C'est ce que me dit celui qui est, depuis quelques secondes, mon ex-manager. Ma lettre de démission est sur la table, et il la regarde comme s'il s'agissait d'un lapin sorti d'un chapeau à la surprise générale.

Ben oui mon pauvre, je sais que tu ne comprends pas. Je sais que tu as fait la sourde oreille d'entretien en entretien, lorsque j'expliquais que je pourrais apporter bien plus de valeur ajoutée à l'entreprise en exerçant une fonction tournée vers la créativité et l'innovation. Que quelqu'un tournée vers l'action comme moi ne pouvait que dépérir dans des fonctions routinières et dépourvues d'intérêt scientifique. Mais rien n'y a fait.
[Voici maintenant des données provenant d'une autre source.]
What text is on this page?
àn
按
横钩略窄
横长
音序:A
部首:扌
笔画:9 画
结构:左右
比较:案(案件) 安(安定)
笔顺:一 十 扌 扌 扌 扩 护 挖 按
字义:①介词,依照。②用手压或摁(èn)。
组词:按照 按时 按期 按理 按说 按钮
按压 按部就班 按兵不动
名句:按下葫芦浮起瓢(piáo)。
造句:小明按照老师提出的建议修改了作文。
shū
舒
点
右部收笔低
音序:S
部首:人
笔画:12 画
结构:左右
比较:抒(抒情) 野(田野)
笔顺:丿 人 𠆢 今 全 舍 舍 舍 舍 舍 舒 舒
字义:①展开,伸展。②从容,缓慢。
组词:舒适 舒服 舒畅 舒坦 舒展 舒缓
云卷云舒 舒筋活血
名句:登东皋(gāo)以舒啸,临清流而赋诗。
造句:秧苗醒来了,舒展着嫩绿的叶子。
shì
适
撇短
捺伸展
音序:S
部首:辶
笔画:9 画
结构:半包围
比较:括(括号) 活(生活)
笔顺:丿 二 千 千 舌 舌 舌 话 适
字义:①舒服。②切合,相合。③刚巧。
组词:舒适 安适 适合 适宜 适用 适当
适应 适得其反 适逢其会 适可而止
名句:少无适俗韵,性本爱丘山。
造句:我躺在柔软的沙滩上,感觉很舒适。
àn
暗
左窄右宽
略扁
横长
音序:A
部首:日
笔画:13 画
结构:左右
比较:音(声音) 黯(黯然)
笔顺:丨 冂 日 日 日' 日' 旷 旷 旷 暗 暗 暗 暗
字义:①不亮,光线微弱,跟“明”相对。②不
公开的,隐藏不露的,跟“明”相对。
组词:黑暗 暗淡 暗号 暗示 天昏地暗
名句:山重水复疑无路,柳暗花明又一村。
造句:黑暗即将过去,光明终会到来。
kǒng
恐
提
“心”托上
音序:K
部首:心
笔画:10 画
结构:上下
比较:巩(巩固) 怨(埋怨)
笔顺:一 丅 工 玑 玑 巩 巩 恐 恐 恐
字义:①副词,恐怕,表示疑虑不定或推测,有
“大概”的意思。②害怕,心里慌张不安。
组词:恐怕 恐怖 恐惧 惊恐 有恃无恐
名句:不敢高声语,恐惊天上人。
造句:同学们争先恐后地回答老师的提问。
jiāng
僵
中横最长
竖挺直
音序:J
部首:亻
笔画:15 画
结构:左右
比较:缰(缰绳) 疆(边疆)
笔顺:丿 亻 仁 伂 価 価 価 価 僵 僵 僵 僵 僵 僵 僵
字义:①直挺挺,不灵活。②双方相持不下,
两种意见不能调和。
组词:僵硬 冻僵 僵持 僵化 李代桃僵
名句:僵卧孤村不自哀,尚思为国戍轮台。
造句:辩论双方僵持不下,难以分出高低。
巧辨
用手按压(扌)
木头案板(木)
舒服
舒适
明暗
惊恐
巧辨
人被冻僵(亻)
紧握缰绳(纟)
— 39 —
Tu n'a pas compris non plus lorsque, lentement mais sûrement, une foule de collaborateurs a commencé à quitter ton département. Cette instabilité croissante aurait dû te mettre la puce à l'oreille, mais l'a-t-elle fait? Je ne pense pas que tu sois le genre à te remettre en question.

Oh, ce n'est pas que tu sois un manager toxique, tu es plutôt le mec sympa et accommodant mais voilà...il en faut plus pour motiver une équipe et utiliser les talents de chacun à leur juste mesure.

Eh oui, l'employeur n'est pas le seul à pouvoir dire: "Vous êtes viré!" C'est la loi de l'offre et de la demande. Donc voilà, je ne quitte pas un job, je te quitte toi, et la culture d'entreprise qui permet à des non-entités de ton genre de proliférer.

On déballe les platitudes d'usage, on se souhaite bonne continuation, et je me casse à la fin du mois. Il y a quand même quelque chose de positif: pas de préavis à prester.

Dans une semaine pour moi ce sera Recherche & Développement, et pas Routine & Chiant. Vive la vie!